Ini bukan Acting Review tentunya, belum lebih tepatnya. Ini adalah Flash Review, dimana tak akan ada spoiler. Jadi aman untuk dibaca sampai akhir. Lalu bagaimana Flash Review film panjang pertama Sim F. ini? Berikut pembahasannya;
Susi Susanti Love All, Hampir Lempeng
Mohon maaf yang sebesar-besarnya atas apa yang kami katakan di judul dan sub judul ini. Tapi nyatanya itu yang kami temukan di film ini. Pada film panjang pertama Sim F. ini (sejauh pengetahuan kami), kami tak menemukan cerita yang dinamis dan menarik. Bahkan cerita di film ini hampir lempeng. Kenapa?

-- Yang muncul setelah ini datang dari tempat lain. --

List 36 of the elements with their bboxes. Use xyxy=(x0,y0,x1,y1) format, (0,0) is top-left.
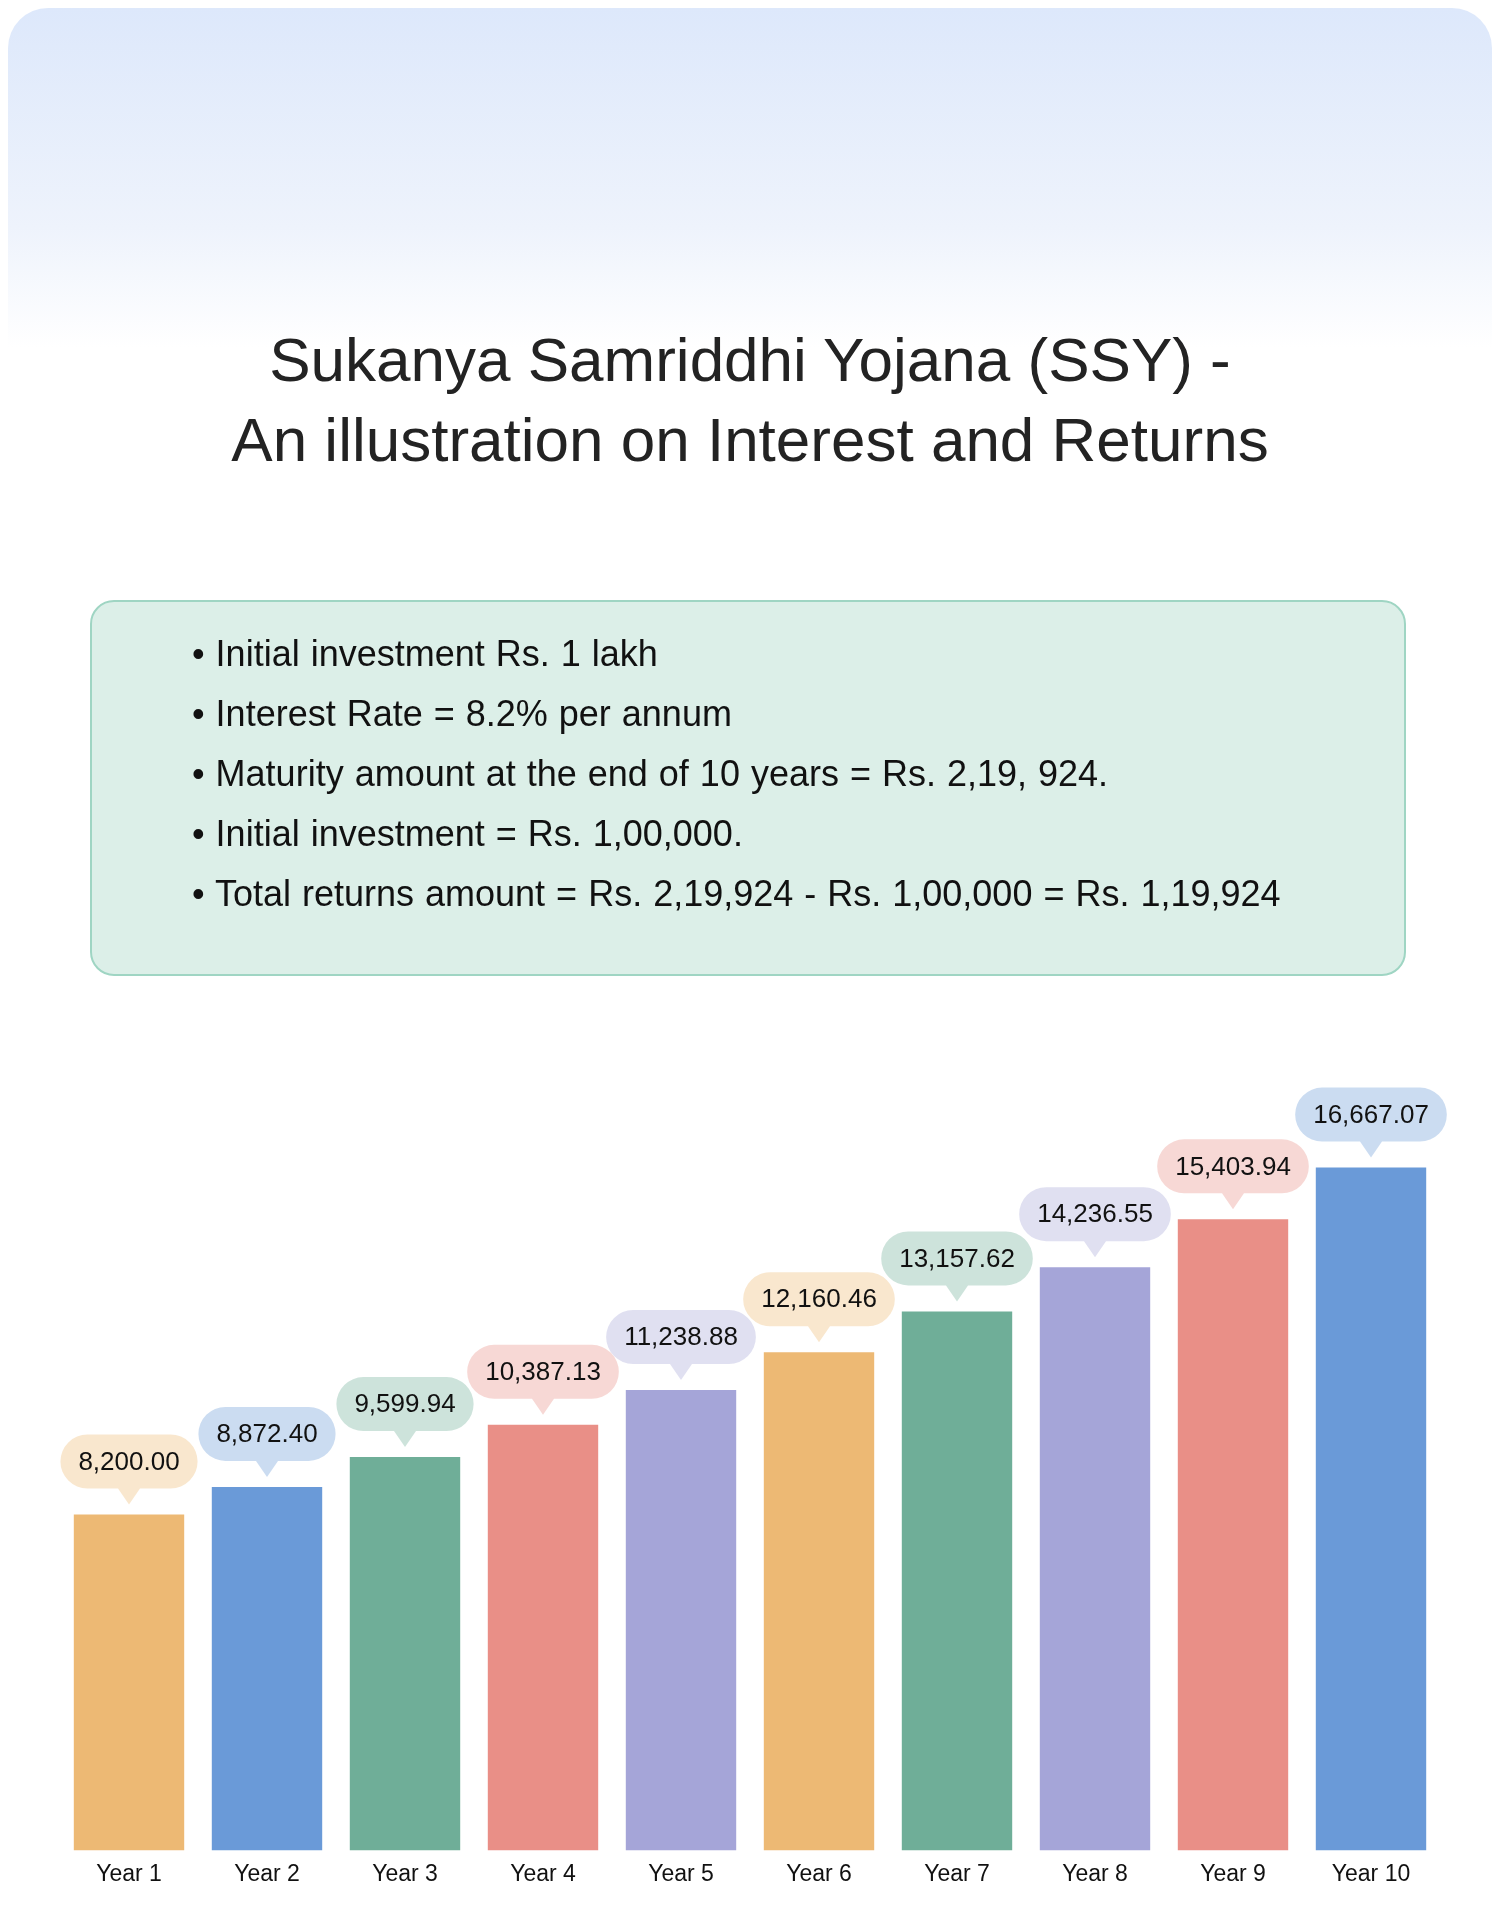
data-label: 8,200.00 xyxy=(78,1445,180,1476)
bar xyxy=(1177,1219,1289,1851)
data-label: 8,872.40 xyxy=(216,1418,318,1449)
text: • Total returns amount = Rs. 2,19,924 - Rs. 1,00,000 = Rs. 1,19,924 xyxy=(192,872,1282,916)
x-tick-label: Year 6 xyxy=(786,1859,852,1886)
data-label: 11,238.88 xyxy=(624,1321,738,1352)
x-tick-label: Year 9 xyxy=(1200,1859,1266,1886)
bar xyxy=(487,1424,599,1851)
x-tick-label: Year 1 xyxy=(96,1859,162,1886)
data-label: 14,236.55 xyxy=(1037,1198,1153,1229)
data-label: 12,160.46 xyxy=(761,1283,877,1314)
x-tick-label: Year 5 xyxy=(648,1859,714,1886)
bar xyxy=(763,1352,875,1851)
bar xyxy=(1039,1267,1151,1851)
text: • Initial investment = Rs. 1,00,000. xyxy=(192,812,744,856)
data-label: 9,599.94 xyxy=(354,1388,456,1419)
bar xyxy=(1315,1167,1427,1851)
text: • Maturity amount at the end of 10 years = Rs. 2,19, 924. xyxy=(192,752,1110,796)
text: • Interest Rate = 8.2% per annum xyxy=(192,692,733,736)
data-label: 16,667.07 xyxy=(1313,1098,1429,1129)
bar xyxy=(349,1457,461,1851)
bar xyxy=(901,1311,1013,1851)
data-label: 15,403.94 xyxy=(1175,1150,1291,1181)
x-tick-label: Year 10 xyxy=(1331,1859,1411,1886)
bar xyxy=(625,1389,737,1851)
text: • Initial investment Rs. 1 lakh xyxy=(192,632,659,676)
x-tick-label: Year 3 xyxy=(372,1859,438,1886)
x-tick-label: Year 2 xyxy=(234,1859,300,1886)
data-label: 10,387.13 xyxy=(485,1356,601,1387)
x-tick-label: Year 7 xyxy=(924,1859,990,1886)
chart-title: Sukanya Samriddhi Yojana (SSY) - An illustration on Interest and Returns xyxy=(230,324,1270,476)
bar xyxy=(211,1486,323,1851)
bar xyxy=(73,1514,185,1851)
x-tick-label: Year 4 xyxy=(510,1859,577,1886)
data-label: 13,157.62 xyxy=(899,1242,1015,1273)
x-tick-label: Year 8 xyxy=(1062,1859,1128,1886)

Film ini, seperti trailernya, berbicara 2 hal utama. Pertama adalah perjalanan Susi dalam mendapatkan gelar juara dan konflik yang dialami etnis Tionghoa zaman itu. Dengan 2 topik utama itu, kalian akan disuguhi alur cerita yang hampir lempeng. Tidak ada konflik yang dibuat tajam. Sebenarnya banyak konflik yang dimunculkan. Tapi konflik itu seperti sengaja tak dibuat tajam. Konflik-konflik tersebut seperti hanya sekedar “dimampirkan” saja.
Jika dianalogikan menjadi sebuah Grafik Kurva, maka Susi Susanti Love All memiliki bentuk garis yang hampir lurus. Konflik-konflik yang dimunculkan baik ketika berhubungan dengan perjalanan Susi mendapatkan gelar juara atau konflik etnis Tionghoa, hanya sekedar mampir. Konflik-konflik itu hanya muncul sedikit. Konflik yang seharusnya bisa membentuk cerita yang dinamis, gagal karena ia tidak pernah “diperlakukan” dengan tajam.

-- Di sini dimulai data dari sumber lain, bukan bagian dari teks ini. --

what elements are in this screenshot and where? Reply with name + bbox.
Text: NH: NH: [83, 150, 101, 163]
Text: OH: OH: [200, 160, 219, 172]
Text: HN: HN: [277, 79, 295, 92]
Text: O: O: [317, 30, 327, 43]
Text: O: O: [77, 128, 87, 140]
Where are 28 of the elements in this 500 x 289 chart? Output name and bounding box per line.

Kami bisa bilang, hampir semua konflik yang muncul di film ini selesai dengan cepat atau sengaja “diselesaikan” dengan cepat. Sehingga film ini seperti tak memiliki cerita yang kental dan kompleks. Jika kalian menonton film ini, dan kalian suka dengan alur cerita yang lempeng, rintangan tokoh yang tidak sangat berat dan berarti, berisi banyak keberhasilan, dan hampir selalu menyenangkan, maka ini adalah film yang cocok untuk kalian. Tapi jika kalian mengharapkan kisah yang kompleks dan konflik yang tajam, film Susi Susanti Love All ini jelas bukan untuk kalian.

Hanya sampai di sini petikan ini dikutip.